Friday, August 16, 2013

Confidence Interval



And now we call the arrogant blessed.  Evildoers not only prosper but they put God to the test and they escape.  -- Malachi 3:15


There is nothing new under the sun.  There is nothing new about people mocking God or being convinced that their wickedness has no consequences.  It’s a funny thing, though; you can plant radish seed and have radishes in a couple of weeks.  I planted asparagus last year and won’t eat any of it until next year.  My apples trees are laden this year but just a couple of seasons ago I was wondering if I would ever have any apples. 

Sometimes instant karma gets you, and it is a blessing.  Disobedience produces a harvest of bitter herbs which spring up nearly overnight with ramifications undeniable.   Other times, the seeds of destruction develop mostly underground over a very long period of time.  What does appear above only reinforces our haughtiness.  It may seem initially a thing of grace, a marvel and a wonder.  Yet no matter how appealing this fruit may be, there is death in the root, and those who partake of it will perish. 

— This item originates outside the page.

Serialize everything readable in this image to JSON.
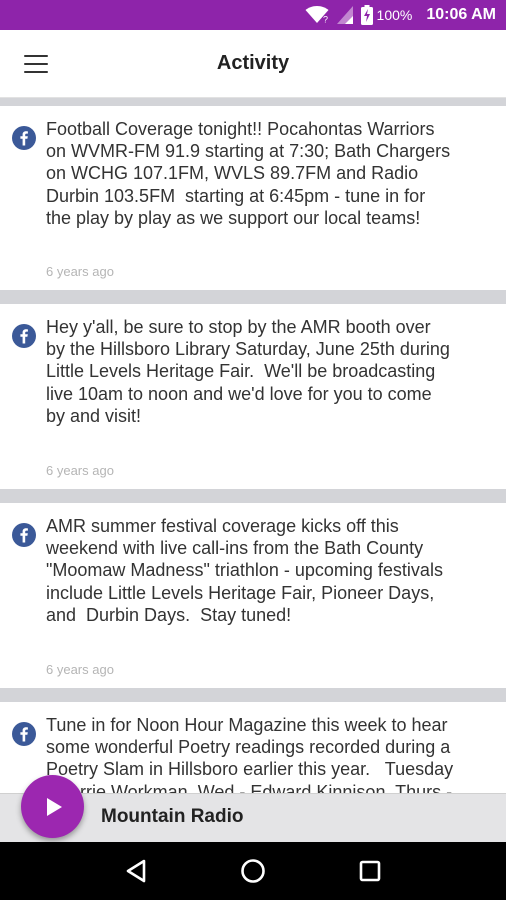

So, throughout the ages, men have convinced themselves that the fire will not burn them, as Kipling says.  The proverb, speaking of adultery, asks if man can take fire to his bosom and not be burned, and, while the correct answer is apparent, at first the man might say, “I’m merely warm.”  Over and over man has tempted God and reaped catastrophe, but the next generation or nation or ideology comes along and claims it will be different this time.  We are more modern, more advanced.  We have the benefit of history and new technology.    Applying all the latest innovations, they succeed in creating a fruit that is perhaps bigger and sweeter and of a different hue but the root remains toxic, and the end is always the same. 

Maybe Twain was right and perhaps history does rhyme because the last foot of any line sounds like something we have heard before … cattle, chattel, battle, death rattle.  We have a bias toward uniformitarianism with all things … continuing as they were from the beginning of creation.  And it does, as they say, until it doesn’t.  There are the great upheavals like mountain ridges erupting from the gently rolling plains of our ordinariness, crossed at peril then all but forgotten because they are called history.  No more predictable than an earthquake and no less certain, we will see a whole lot of shaking going on. 

3 comments:

John Lien said...

Other times, the seeds of destruction develop mostly underground over a very long period of time. What does appear above only reinforces our haughtiness.


This post ain't giving me the warm fuzzies.

Rick said...

Mush, did you mean for that last para to rhyme?
Because it does. A lot.
As for the start of your post, shave-thoughts this morning revealed the triple-absurdity of knowing so much about Christianity to discard it, based on never reading the Bible, to say nothing of understanding it, but instead relying on: what other people say.
That was me. And a close shave.

mushroom said...

Rick, well, a little on the rattle part, yes, but the rest of it wasn't intentional. I hadn't even noticed it. That's funny.

Close shave, kind of scary. He knows how to pull us out.

John, there are so many people who are going to find out the hard way.